Het hoger beroep van appellant
3.1.
Appellant is het met die uitspraak van de rechtbank niet eens. Appellant heeft tegen die uitspraak aangevoerd dat hij meer rugklachten ervaart dan door de verzekeringsartsen is vastgesteld. Er is bij de vaststelling van de beperkingen niet genoeg rekening gehouden met zijn rugklachten. Appellant kan de geduide functies niet verrichten.
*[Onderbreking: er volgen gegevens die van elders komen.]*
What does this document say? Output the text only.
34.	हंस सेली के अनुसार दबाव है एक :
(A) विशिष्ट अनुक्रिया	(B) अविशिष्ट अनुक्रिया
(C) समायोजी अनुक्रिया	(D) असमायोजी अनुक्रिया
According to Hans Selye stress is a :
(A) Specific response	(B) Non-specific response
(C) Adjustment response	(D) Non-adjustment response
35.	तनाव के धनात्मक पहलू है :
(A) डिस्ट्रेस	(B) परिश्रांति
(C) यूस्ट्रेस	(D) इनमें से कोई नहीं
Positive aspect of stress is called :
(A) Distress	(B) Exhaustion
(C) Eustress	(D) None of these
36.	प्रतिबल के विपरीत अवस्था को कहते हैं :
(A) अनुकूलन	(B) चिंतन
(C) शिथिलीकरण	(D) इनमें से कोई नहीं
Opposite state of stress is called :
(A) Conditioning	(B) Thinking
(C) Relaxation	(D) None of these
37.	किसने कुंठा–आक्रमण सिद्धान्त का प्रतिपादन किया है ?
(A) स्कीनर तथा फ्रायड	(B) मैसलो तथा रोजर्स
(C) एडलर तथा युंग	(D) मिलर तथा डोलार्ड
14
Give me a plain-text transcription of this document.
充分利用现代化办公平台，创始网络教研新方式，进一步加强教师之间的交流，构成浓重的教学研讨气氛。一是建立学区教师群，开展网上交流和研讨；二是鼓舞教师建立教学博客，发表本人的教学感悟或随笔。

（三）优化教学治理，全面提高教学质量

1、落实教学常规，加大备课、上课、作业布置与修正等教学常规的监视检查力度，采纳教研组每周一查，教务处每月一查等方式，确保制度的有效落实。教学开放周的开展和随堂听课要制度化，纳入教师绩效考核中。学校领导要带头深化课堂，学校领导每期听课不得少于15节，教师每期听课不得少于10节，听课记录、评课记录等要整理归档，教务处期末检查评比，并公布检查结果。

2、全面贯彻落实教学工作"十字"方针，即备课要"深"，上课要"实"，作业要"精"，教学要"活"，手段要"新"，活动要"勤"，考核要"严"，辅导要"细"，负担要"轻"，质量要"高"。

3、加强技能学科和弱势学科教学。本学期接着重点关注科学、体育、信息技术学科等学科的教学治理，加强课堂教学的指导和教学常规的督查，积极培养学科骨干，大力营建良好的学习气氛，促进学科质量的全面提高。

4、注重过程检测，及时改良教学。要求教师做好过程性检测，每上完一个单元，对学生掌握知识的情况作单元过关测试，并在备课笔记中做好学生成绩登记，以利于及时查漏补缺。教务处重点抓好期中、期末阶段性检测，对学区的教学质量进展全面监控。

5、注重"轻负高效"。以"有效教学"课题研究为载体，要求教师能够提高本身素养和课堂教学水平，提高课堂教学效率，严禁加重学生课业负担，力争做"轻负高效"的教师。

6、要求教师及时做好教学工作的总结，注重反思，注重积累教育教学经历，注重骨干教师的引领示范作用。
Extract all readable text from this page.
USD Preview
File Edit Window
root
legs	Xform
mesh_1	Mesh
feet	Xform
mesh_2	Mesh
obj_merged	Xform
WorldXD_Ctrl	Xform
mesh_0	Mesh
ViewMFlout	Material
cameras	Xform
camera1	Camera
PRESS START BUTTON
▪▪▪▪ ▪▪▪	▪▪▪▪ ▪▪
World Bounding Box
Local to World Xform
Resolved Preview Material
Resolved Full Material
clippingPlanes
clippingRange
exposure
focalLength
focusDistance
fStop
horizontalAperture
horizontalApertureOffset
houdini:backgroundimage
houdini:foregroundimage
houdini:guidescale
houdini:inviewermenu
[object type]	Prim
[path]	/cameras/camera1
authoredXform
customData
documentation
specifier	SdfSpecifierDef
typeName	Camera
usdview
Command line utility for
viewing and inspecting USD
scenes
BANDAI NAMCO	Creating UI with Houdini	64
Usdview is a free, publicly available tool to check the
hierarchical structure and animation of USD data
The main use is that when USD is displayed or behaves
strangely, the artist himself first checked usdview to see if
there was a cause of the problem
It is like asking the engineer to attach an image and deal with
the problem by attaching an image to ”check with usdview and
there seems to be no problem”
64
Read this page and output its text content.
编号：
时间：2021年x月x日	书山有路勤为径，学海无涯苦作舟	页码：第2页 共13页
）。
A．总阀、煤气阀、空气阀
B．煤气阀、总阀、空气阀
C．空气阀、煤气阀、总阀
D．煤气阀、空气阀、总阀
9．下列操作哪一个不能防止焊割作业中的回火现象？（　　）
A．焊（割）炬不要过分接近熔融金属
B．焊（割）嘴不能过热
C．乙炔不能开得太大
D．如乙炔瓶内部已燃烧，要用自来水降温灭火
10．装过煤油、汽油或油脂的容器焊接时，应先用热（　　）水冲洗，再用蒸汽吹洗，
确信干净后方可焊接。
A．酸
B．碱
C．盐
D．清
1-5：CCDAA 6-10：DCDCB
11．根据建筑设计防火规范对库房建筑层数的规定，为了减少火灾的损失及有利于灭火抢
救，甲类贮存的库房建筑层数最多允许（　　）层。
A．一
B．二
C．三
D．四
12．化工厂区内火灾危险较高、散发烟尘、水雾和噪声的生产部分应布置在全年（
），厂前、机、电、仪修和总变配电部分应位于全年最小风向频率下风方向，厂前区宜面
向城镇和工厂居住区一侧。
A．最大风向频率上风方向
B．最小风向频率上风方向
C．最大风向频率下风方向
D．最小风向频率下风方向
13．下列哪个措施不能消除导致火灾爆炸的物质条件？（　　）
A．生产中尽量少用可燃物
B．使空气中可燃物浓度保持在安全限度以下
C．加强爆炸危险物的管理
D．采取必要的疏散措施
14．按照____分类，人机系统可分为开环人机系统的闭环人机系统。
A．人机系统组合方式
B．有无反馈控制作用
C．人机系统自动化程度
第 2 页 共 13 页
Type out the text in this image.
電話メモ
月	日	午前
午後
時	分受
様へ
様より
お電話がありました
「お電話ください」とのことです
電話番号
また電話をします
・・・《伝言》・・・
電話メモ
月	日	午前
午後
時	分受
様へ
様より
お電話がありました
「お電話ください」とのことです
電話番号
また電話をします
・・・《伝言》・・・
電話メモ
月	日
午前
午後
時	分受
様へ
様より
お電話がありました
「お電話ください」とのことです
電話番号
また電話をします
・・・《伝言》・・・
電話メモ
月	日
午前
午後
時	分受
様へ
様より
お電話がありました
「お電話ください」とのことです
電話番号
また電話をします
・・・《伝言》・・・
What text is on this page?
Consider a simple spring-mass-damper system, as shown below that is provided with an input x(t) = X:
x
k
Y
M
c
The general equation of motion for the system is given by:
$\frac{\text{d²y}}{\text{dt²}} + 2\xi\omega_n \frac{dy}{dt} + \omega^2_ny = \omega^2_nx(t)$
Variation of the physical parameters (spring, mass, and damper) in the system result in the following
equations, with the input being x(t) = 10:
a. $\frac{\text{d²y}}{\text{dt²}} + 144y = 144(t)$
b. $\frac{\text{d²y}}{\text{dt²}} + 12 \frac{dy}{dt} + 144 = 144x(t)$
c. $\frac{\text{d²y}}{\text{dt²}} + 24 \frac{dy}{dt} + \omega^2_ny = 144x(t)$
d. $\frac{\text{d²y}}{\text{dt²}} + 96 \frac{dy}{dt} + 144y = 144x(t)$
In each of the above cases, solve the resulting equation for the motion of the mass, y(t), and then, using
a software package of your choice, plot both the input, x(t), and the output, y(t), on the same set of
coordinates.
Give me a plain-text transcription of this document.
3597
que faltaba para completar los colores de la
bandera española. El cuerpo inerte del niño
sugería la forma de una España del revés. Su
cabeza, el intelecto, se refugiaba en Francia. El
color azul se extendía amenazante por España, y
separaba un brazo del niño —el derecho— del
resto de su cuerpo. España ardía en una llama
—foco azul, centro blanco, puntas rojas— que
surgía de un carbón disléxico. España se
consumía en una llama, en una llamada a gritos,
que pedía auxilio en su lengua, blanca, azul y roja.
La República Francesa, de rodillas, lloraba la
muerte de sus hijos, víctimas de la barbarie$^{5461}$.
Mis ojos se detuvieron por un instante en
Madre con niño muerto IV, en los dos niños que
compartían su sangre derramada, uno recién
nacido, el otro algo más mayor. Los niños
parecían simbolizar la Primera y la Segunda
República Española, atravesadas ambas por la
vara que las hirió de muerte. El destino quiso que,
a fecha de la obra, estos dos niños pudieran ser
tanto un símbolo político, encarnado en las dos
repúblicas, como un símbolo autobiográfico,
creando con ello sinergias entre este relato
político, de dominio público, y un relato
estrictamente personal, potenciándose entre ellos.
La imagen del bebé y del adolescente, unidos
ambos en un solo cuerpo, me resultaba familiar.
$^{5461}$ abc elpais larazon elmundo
Appellant is in afwachting van nadere onderzoeken van medisch deskundigen die dit kunnen aantonen.
Het standpunt van het Uwv
3.2.
Het Uwv heeft verzocht de aangevallen uitspraak te bevestigen.

Het oordeel van de Raad

4.1.
De Raad beoordeelt of de rechtbank terecht de besluiten om appellant geen ZW-uitkering toe te kennen in stand heeft gelaten. Hij doet dat aan de hand van de argumenten die appellant in hoger beroep heeft aangevoerd, de beroepsgronden. De Raad komt tot het oordeel dat het hoger beroep niet slaagt. Hierna legt de Raad uit hoe hij tot dit oordeel komt en welke gevolgen dit oordeel heeft.
4.2.
Op grond van artikel 19 van de ZW heeft een betrokkene recht op een ZW-uitkering als hij ongeschikt is voor ‘zijn arbeid’. Volgens vaste rechtspraak wordt met ‘zijn arbeid’ bedoeld het laatst verrichte werk voorafgaand aan de ziekmelding. Dit is de hoofdregel.
4.3.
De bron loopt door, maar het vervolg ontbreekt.